I don’t mean that it dawned on me, sitting at the
conference, that there are these great geniuses doing perfect work while I’m bumbling
around. I mean that it was a reminder
that all commissioners are mere mortals, more or less bumbling around
doing the same stuff and occasionally striking gold.
So why, if I’m not intimidated by the ‘geniuses’ on show
with their ‘best practice’, is this frustrating?

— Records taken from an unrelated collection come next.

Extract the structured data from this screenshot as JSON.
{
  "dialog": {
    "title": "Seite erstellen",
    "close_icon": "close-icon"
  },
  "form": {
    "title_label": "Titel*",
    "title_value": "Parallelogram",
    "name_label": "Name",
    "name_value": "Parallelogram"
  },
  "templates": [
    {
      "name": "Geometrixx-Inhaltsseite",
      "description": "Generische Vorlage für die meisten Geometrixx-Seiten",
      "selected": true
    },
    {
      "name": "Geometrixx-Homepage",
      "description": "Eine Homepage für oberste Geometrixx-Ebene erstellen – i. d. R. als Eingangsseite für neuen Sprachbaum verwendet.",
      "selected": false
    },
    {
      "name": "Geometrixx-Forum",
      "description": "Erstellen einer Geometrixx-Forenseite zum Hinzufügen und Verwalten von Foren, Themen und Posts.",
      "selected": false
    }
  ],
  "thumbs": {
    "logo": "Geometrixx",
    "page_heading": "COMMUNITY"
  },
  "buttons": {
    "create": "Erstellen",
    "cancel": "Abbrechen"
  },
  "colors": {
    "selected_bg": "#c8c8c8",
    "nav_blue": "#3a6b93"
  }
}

Well I don’t find it uplifting that we’re all bumbling
around individually; I find it depressing and a waste of time. We’re all facing the same challenges, (re)inventing
solutions, and actually despite (because of?) this, things aren’t that great.
So this isn’t just about ego or even psychology more broadly
– those feelings come from somewhere for a reason: things really aren’t that
great, and we know it.
A forum to share ‘best practice’ or develop shared solutions
is potentially useful (though again I don’t see why PHE isn’t already serving
this function) but it’s a sticking plaster to deal with the
fundamentally flawed approach of ‘commissioning’ in the first place. It props us this approach of seeing providers,
commissioners, service users, regulators/advisors as separate entities with
their own interests, rather than a truly innovative approach of people
treating people as people.
So without this post ending like a cry for help, I want to finish
with a question that’s really designed for other commissioners, but perhaps other
people in the sector too.
When I don’t believe in the structures or roles that frame the
potentially valuable work that can be done, when I don’t trust that we have the
right resources in the right place, and when I’m not sure it’s possible to find
meaning in this work (commissioning at least), what use is there in continuing
the job?
This a brilliant honest and pointed blog, a question which you may consider is do Recovery services have an obligation to caring for staff as they do for service users. What are are your thoughts on when a staff member relapses but lives outside the area of commissioning and funding is not supported into having interventions whether detox or rehab because he or she lives outside the Postcode area. Surely to get the best out of Recovery Staff so that they in turn can support service users help and support them as a Recovery Service either through Occupational Health or sending them out of area. Finally there seems to be a budget which is primarily targeting those service users who require support but nothing for staff!! I would be interested in your response.